Os álbuns gravados naquela altura têm todos um som bastante específico e, se alguém puser um tema a tocar num bar ou num sítio do género, percebe-se logo que foi gravado nos anos 90. Apesar disso, para nós continua a ser um lançamento muito importante…
Foi no «Tales From The Thousand Lakes» que deixámos de ser apenas mais uma banda de death metal e começámos a explorar um som mais arrojado. Foi, sem dúvida, o álbum que nos fez ver que era possível termos um futuro a fazer música e que mais nos abriu portas. Vendemos imensas cópias e isso permitiu-nos começarmos a fazer digressões mais frequentes e tocar pelo mundo fora. Ainda hoje, continua a ser o álbum mais importante da carreira dos Amorphis.
O vosso concerto na Incrível Almadense durante a digressão de promoção ao «Tales From The Thousand Lakes», por exemplo, é lendário por todas as razões erradas.
Não precisas de me recordar, a sério. [risos] Muito provavelmente, se tivéssemos continuado a ser a banda que éramos naquela altura, não estaríamos a ter esta conversa agora.
O que se passou, de facto? Ainda te lembras?
O que se passou foi que, muito por culpa do promotor, já estávamos totalmente embriagados quando o concerto começou. Levaram-nos a jantar, havia álcool e, como bons miúdos que éramos, bebemos tudo o que nos puseram à frente.
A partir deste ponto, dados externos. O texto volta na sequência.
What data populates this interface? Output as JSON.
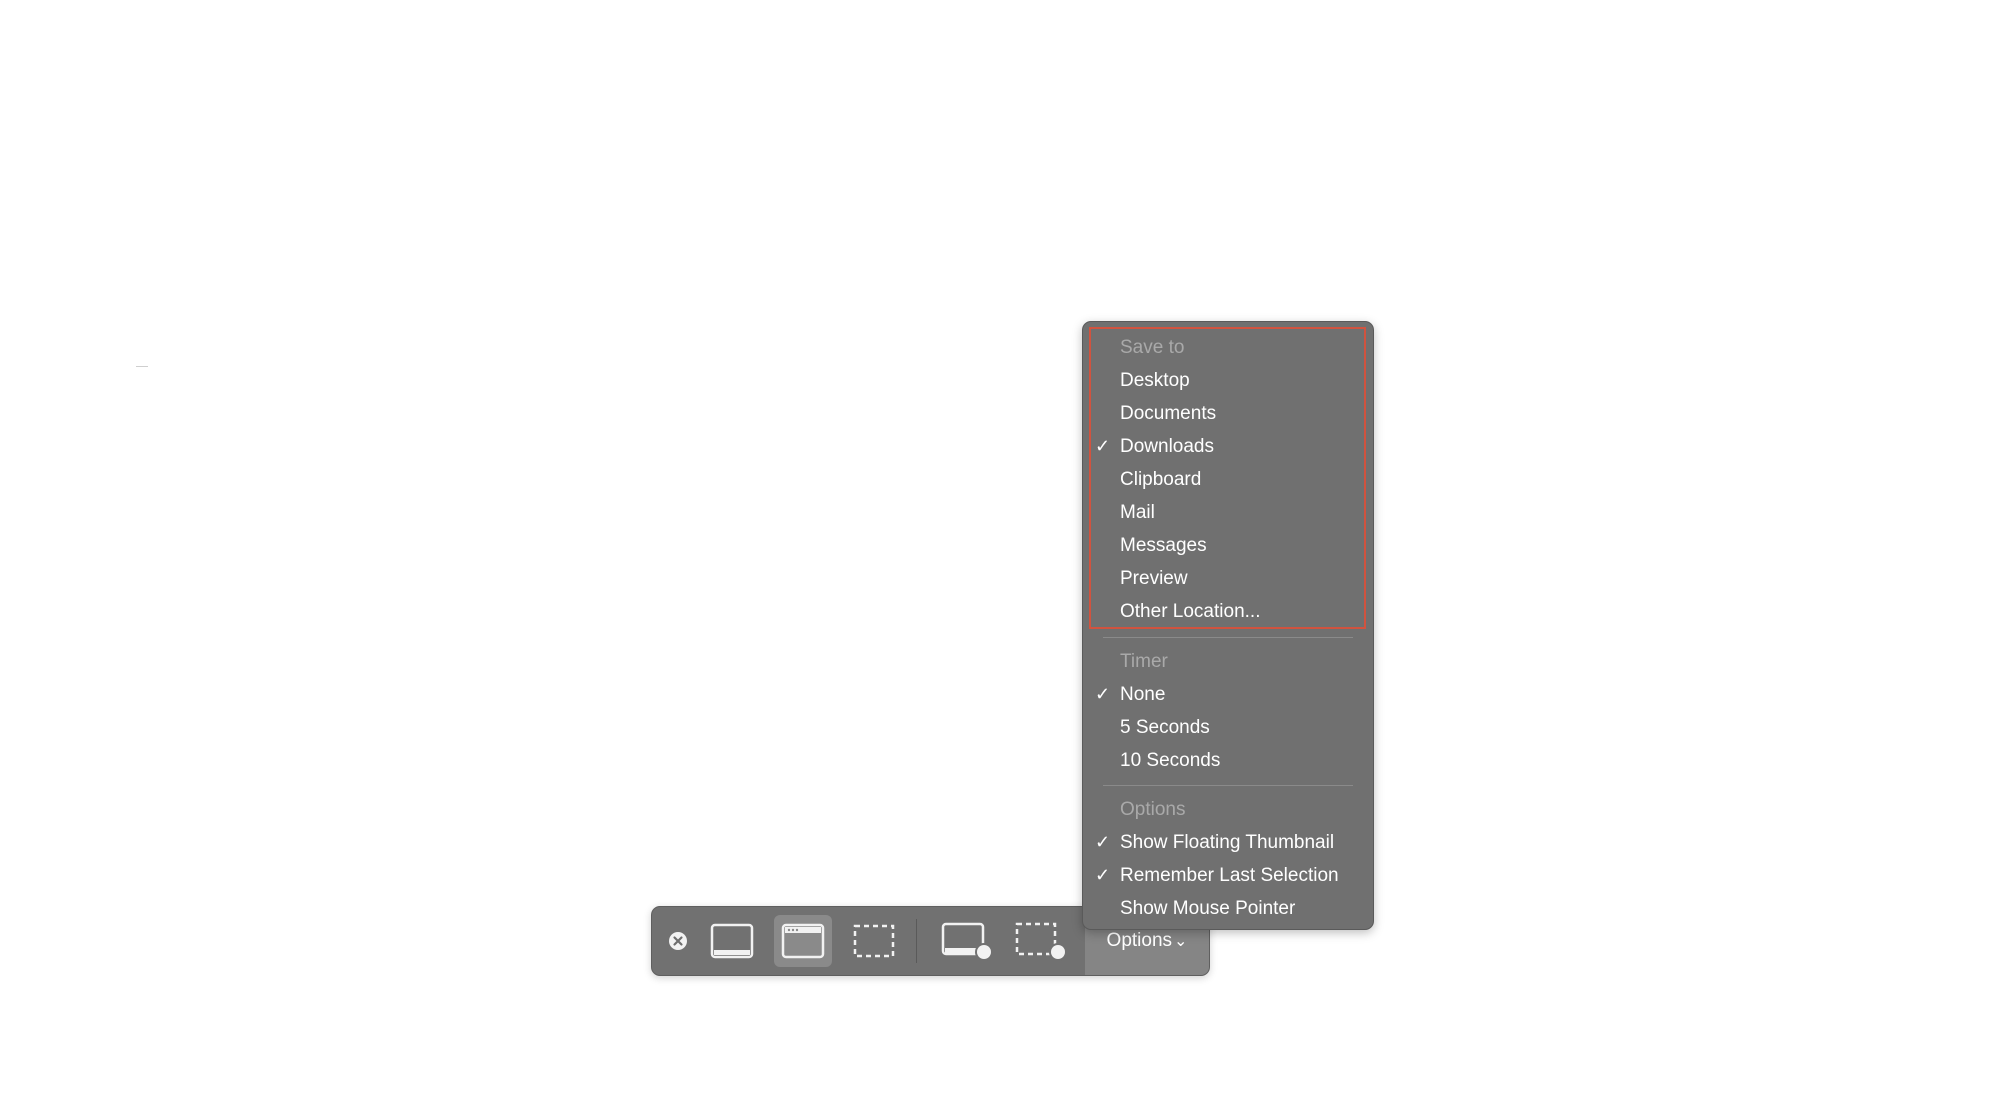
{
  "toolbar": {
    "close_icon": "close-icon",
    "buttons": [
      {
        "icon": "capture-entire-screen-icon"
      },
      {
        "icon": "capture-selected-window-icon",
        "selected": true
      },
      {
        "icon": "capture-selected-portion-icon"
      },
      {
        "icon": "record-entire-screen-icon"
      },
      {
        "icon": "record-selected-portion-icon"
      }
    ],
    "options_label": "Options",
    "options_chevron": "⌄"
  },
  "menu": {
    "save_to": {
      "header": "Save to",
      "items": [
        {
          "label": "Desktop",
          "checked": false
        },
        {
          "label": "Documents",
          "checked": false
        },
        {
          "label": "Downloads",
          "checked": true
        },
        {
          "label": "Clipboard",
          "checked": false
        },
        {
          "label": "Mail",
          "checked": false
        },
        {
          "label": "Messages",
          "checked": false
        },
        {
          "label": "Preview",
          "checked": false
        },
        {
          "label": "Other Location...",
          "checked": false
        }
      ]
    },
    "timer": {
      "header": "Timer",
      "items": [
        {
          "label": "None",
          "checked": true
        },
        {
          "label": "5 Seconds",
          "checked": false
        },
        {
          "label": "10 Seconds",
          "checked": false
        }
      ]
    },
    "options": {
      "header": "Options",
      "items": [
        {
          "label": "Show Floating Thumbnail",
          "checked": true
        },
        {
          "label": "Remember Last Selection",
          "checked": true
        },
        {
          "label": "Show Mouse Pointer",
          "checked": false
        }
      ]
    },
    "check_glyph": "✓",
    "highlight_color": "#d1533f"
  }
}
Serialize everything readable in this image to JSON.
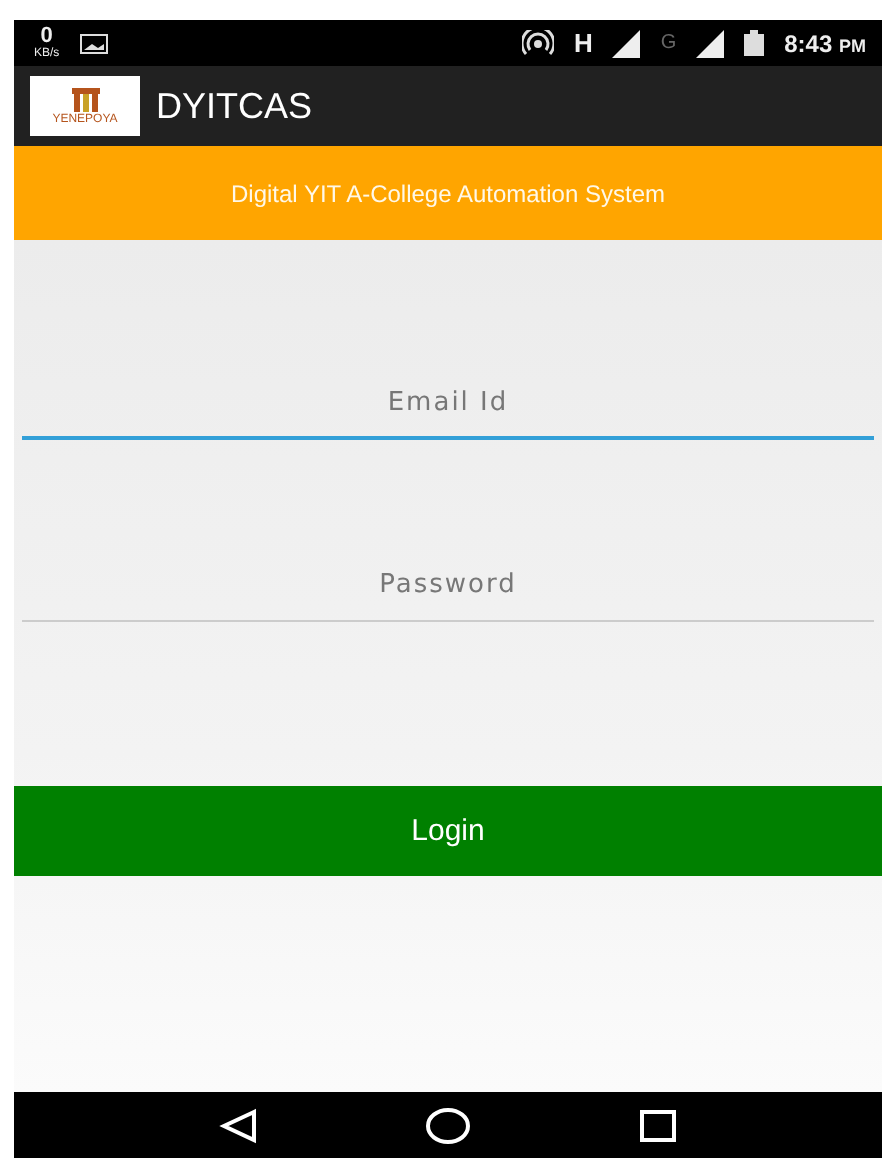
{
  "status_bar": {
    "speed_value": "0",
    "speed_unit": "KB/s",
    "time": "8:43",
    "meridiem": "PM",
    "network_type": "H",
    "second_network_type": "G"
  },
  "app_bar": {
    "logo_text": "YENEPOYA",
    "title": "DYITCAS"
  },
  "banner": {
    "text": "Digital YIT A-College Automation System"
  },
  "fields": [
    {
      "placeholder": "Email Id",
      "focused": true
    },
    {
      "placeholder": "Password",
      "focused": false
    }
  ],
  "login_button": {
    "label": "Login"
  }
}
É sabido que os finlandeses gostam de beber e não somos uma excepção a essa regra, mas na altura ainda não tínhamos noção de que tínhamos de nos controlar antes de tocar – estávamos todos na casa dos 20 anos e éramos inexperientes. Para agravar, tínhamos começado a fazer digressões há pouco tempo e ainda estávamos totalmente maravilhados com as possibilidades etílicas da vida na estrada. [risos] Subimos ao palco e foi uma vergonha…
Lembro-me que o teclista da altura, o Kasper Mårtenson, saiu do palco a meio da actuação e estava tão bêbado que desmaiou nos bastidores. Até aí, tinha passado o tempo todo a gritar para o nosso baterista – “C’mon man, let me play drums! LET ME PLAY DRUMS!!!”. [risos] Foi muito mau… Embaraçoso.
Este texto foi publicado originalmente na LOUD! #173, de Agosto de 2015.